Polizeialltag zum Zweiten: diesmal ist es kein heißer Sommer in Tokyo, sondern wir schreiben das Jahr des Hundes in Beijing und es ist ein kalter, meist grauer Winter, voll mit Routine und Langweile. Aber anders als die japanischen Ermittler im Jahr 1949, die sich noch zu Fuß die Hacken ablaufen müssen, erledigen die chinesischen Polizisten Mitte der 1990er ihren uniformierten Streifendienst immerhin schon per Fahrrad.
Der chinesische Titel dieses Films, 民警故事, bedeutet übersetzt so viel wie ‚Volkspolizei Geschichte(n)‘, was ebenso wie sein englischer Titel, ‚On the Beat‘, unter dem er auf internationalen Festivals lief, und den man ins Deutsche mit ‚Auf Streife‘ übersetzen kann, den Inhalt des Films ganz zutreffend wieder gibt. Entsprechend werden wir gleich zu Beginn ausführlich mit den vielfältigen Pflichten eines Streifen-Polizisten in Beijing vertraut gemacht und natürlich erfüllen diese Staatsbeamten nicht nur gewissenhaft ihre Aufgaben, sondern haben darüber hinaus auch ganz konkrete Vorstellungen, was in China alles so schief läuft und ebenso praktische wie leicht umsetzbare Vorschläge, es besser zu machen („…hier ist ein ehemaliger Fürstenhof, wo sich während der Kulturrevolution eine Tischlerei breit machte. Jetzt steht er unter Denkmalschutz und verwahrlost.“ – „Abreißen und ein Hochhaus hin bauen.“).

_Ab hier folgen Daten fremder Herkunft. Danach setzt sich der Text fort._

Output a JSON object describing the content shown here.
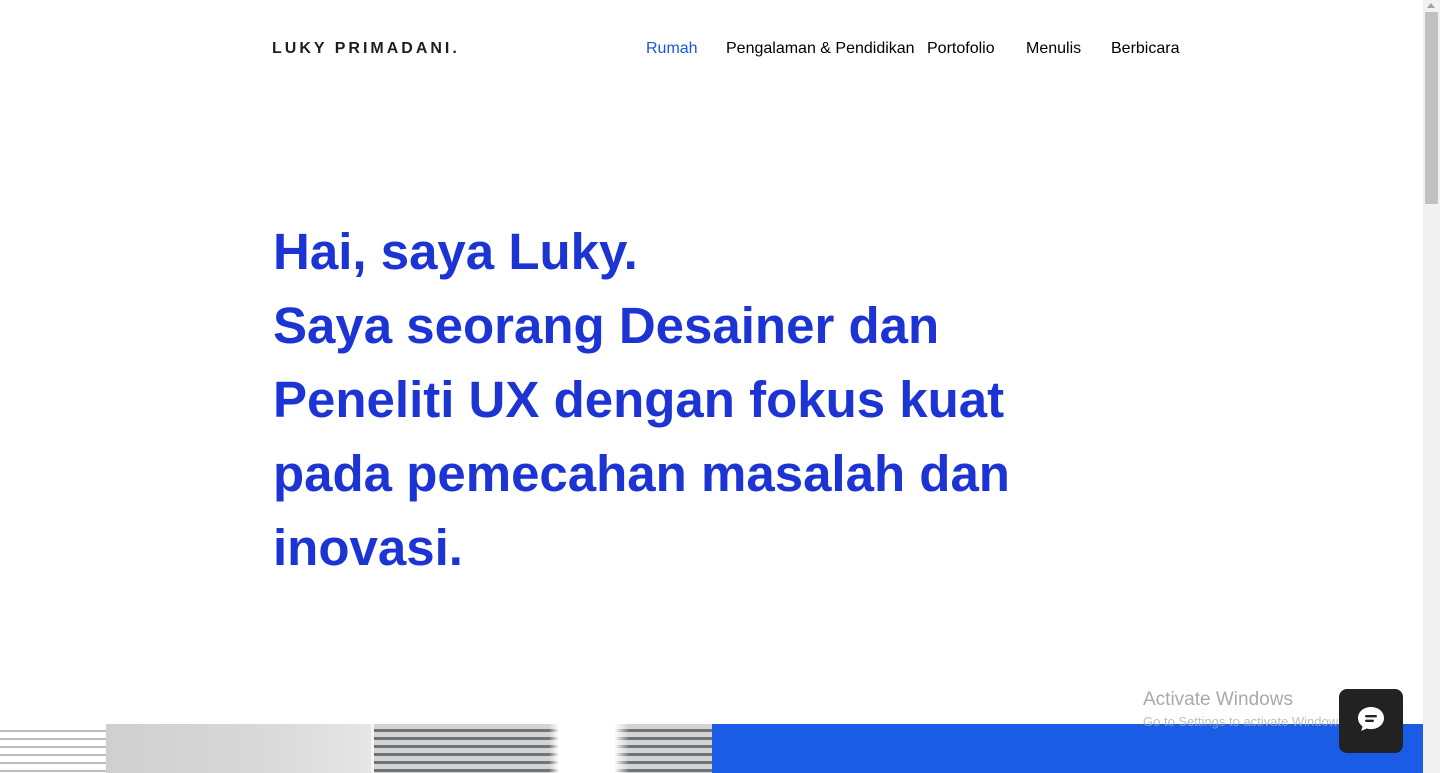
{
  "site": {
    "logo": "LUKY PRIMADANI."
  },
  "nav": {
    "items": [
      {
        "label": "Rumah",
        "active": true
      },
      {
        "label": "Pengalaman & Pendidikan",
        "active": false
      },
      {
        "label": "Portofolio",
        "active": false
      },
      {
        "label": "Menulis",
        "active": false
      },
      {
        "label": "Berbicara",
        "active": false
      }
    ]
  },
  "hero": {
    "lines": [
      "Hai, saya Luky.",
      "Saya seorang Desainer dan",
      "Peneliti UX dengan fokus kuat",
      "pada pemecahan masalah dan",
      "inovasi."
    ]
  },
  "os_watermark": {
    "title": "Activate Windows",
    "subtitle": "Go to Settings to activate Windows."
  },
  "chat": {
    "icon": "chat-bubble-icon"
  },
  "colors": {
    "accent": "#1b34d3",
    "nav_active": "#1a55e3",
    "banner_blue": "#1a5ce6",
    "chat_bg": "#222222"
  }
}
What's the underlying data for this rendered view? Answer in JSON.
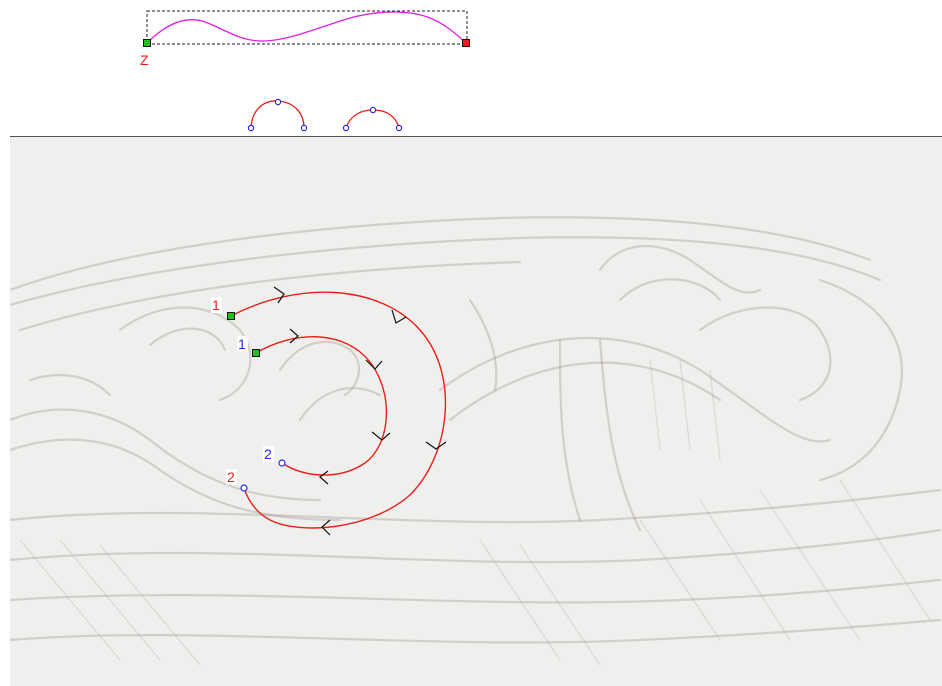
{
  "colors": {
    "path_red": "#e8201a",
    "envelope_magenta": "#e020e0",
    "node_blue": "#2a2ae0",
    "start_green": "#20c020",
    "sketch_brown": "#8a7a74",
    "arrow_black": "#111111"
  },
  "envelope": {
    "label": "Z",
    "start_icon": "green-square-node-icon",
    "end_icon": "red-square-node-icon"
  },
  "profiles": [
    {
      "label": "1",
      "color": "#e8201a"
    },
    {
      "label": "2",
      "color": "#e8201a"
    }
  ],
  "canvas": {
    "outer_path": {
      "start_label": "1",
      "end_label": "2",
      "label_color": "#e8201a"
    },
    "inner_path": {
      "start_label": "1",
      "end_label": "2",
      "label_color": "#2a2ae0"
    },
    "direction_icon": "direction-arrow-icon"
  }
}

Wobei diejenigen, die uns dies vermitteln, sich in der Sache auskennen, denn zwar sind alle Darsteller als Schauspieler Amateure, aber im richtigen Leben echte Polizisten bzw. Bewohner des Bezirks. Was wohl damit zu tun hat, dass Regisseurin Ning Ying zwar gemeinsam mit Zhang Yimou, Chen Kaige und den anderen Filmemachern der sogenannten 5. Generation die Beijing Film Akademie besucht hatte, danach aber nach Italien ging, um am Centro Sperimentale di Cinematografia zu studieren, wo sie den Italienischen Neorealismus und Bernardo Bertolucci kennen lernte. Beiden konnte sie offensichtlich einiges abgewinnen: Letzteren unterstützte sie 1987 als Regieassistentin in China bei den Dreharbeiten zu The Last Emperor, aber während dieser wohl den Monumentalfilmen zugerechnet werden darf, entsprechen ihren eigenen Arbeiten als Regisseurin tatsächlich eher dem Neorealismus.
In diesem Sinne geht es hier nicht um die große Tragödie und es ist auch nichts auf Hochglanz poliert, keine hochbezahlten Star-Schauspieler geben harte Kerle, die sich durch Geschichten von Verrat und Gewalt ballern. Dementsprechend steht auch nicht zu befürchten, dass On the Beat, anders als zum Beispiel dieser Film hier, jemals von Hollywood nachverfilmt und mit Oscars überhäuft wird.
Aber viele kleine Dramen gibt es auch hier – und ausgesprochen einsatzfreudige Verfolgungsjagden.